Department of Environmental Protection spokeswoman Kathy Cosco says Tetra Tech of Morgantown is currently surveying the North Hollow impoundment near Century in Barbour County.
Energy Marketing Co. and Dominick LaRosa of Potomac, Md., failed to respond to a U.S. Department of Labor lawsuit over the site and were ordered to pay $13,500 in fines. A federal Mine Safety and Health Administration spokeswoman said the fines had not been paid as of Friday, but it’s unclear what action the agency might take.
DEP revoked the impoundment’s permit and hired engineers to assess the structure and develop a plan to drain off the soupy wastewater.
The North Hollow impoundment is no longer in active use, but the Mine Safety and Health Administration has labeled it “high hazard,” meaning a failure would likely cause fatalities.
In court documents, the U.S. Department of Labor says MSHA does not believe there is an imminent danger, but it can’t be sure because there has been no certification by an engineer.
Cosco says the scope of the work should be agreed upon by the end of July.

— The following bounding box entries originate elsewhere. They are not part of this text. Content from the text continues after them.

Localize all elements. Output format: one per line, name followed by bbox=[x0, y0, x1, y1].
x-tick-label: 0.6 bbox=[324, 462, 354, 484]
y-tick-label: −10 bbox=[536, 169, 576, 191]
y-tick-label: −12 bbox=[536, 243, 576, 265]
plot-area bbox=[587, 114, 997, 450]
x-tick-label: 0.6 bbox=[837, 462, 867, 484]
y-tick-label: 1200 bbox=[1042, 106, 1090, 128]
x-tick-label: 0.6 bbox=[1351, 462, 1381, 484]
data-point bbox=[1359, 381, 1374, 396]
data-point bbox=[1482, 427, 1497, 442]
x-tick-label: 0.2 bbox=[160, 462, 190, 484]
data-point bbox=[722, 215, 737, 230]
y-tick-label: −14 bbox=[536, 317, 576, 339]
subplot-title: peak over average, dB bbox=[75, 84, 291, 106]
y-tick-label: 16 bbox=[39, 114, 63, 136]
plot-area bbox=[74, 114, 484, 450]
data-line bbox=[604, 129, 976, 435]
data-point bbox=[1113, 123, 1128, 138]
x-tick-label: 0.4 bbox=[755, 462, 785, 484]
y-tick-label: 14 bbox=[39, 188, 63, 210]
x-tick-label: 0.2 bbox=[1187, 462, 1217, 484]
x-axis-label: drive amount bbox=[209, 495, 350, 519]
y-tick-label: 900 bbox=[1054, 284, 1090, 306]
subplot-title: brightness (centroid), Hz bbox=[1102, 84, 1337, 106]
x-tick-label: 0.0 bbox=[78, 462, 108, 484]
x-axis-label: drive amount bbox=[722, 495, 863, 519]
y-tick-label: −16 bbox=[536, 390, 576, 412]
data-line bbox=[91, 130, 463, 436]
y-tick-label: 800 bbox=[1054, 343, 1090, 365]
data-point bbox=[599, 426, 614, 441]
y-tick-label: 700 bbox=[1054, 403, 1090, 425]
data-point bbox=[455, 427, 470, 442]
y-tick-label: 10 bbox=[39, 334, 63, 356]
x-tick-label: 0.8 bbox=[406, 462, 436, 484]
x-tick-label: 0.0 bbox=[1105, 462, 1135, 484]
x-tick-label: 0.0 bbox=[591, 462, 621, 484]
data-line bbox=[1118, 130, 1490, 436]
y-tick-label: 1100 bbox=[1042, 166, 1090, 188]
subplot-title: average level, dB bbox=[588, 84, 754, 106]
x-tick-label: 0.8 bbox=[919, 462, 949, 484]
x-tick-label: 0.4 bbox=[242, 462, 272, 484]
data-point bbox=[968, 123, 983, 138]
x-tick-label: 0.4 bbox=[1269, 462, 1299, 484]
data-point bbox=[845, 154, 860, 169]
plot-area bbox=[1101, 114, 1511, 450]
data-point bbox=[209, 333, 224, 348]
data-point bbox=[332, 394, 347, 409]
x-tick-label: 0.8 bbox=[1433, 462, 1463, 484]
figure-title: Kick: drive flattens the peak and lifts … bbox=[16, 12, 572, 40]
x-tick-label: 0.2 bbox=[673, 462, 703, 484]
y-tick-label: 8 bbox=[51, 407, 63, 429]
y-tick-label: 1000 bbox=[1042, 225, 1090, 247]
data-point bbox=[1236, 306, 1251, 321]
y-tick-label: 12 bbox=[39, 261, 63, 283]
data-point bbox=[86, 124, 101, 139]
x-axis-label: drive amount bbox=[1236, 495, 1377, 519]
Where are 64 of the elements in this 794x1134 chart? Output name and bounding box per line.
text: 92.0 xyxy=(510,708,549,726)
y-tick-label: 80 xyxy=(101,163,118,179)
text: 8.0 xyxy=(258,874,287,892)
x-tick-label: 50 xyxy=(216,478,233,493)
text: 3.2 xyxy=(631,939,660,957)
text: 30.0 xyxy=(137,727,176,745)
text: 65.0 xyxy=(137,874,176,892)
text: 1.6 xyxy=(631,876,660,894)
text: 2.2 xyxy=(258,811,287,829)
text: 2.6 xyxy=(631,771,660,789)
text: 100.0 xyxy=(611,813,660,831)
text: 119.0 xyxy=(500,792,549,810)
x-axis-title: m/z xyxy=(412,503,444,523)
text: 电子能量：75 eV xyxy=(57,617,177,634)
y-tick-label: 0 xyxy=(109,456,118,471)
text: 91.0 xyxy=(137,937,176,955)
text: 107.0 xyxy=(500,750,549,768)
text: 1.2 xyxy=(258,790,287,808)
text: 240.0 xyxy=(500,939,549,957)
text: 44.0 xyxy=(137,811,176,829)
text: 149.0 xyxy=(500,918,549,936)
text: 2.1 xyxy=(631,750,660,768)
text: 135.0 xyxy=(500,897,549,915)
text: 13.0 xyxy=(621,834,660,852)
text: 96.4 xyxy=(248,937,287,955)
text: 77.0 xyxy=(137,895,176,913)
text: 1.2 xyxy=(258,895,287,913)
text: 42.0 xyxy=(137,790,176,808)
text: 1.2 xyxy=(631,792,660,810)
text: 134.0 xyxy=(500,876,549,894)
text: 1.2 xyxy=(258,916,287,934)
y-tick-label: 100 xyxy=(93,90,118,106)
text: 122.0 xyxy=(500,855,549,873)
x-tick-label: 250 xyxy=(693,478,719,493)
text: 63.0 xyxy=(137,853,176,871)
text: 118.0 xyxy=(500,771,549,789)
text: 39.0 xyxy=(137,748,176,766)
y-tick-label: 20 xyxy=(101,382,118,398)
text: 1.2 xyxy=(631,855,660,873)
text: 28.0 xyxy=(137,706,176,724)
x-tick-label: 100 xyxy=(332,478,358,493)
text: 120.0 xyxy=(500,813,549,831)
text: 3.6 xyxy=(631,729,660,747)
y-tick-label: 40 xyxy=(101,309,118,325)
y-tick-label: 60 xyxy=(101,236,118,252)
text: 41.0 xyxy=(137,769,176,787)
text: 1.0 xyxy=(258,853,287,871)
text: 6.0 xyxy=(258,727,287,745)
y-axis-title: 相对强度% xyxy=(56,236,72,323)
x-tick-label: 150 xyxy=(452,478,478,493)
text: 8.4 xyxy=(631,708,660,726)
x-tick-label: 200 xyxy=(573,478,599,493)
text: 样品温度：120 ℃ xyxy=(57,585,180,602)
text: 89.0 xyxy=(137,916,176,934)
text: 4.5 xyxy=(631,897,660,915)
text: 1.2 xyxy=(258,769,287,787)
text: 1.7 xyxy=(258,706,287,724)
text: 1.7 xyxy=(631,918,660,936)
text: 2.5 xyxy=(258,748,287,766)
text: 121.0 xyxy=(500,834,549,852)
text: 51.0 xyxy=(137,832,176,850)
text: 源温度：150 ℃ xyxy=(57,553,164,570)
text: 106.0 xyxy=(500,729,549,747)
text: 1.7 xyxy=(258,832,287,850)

Cosco said the current assessment is the first part of a two-stage pro-cess. In this one, the engineers will focus on developing a plan to repair a pond at the bottom of the impoundment that is used for draining off liquid, to ensure it’s structurally sound.
The second phase is soliciting bids and hiring a contractor to do the work. Cosco said that likely won’t happen until next year.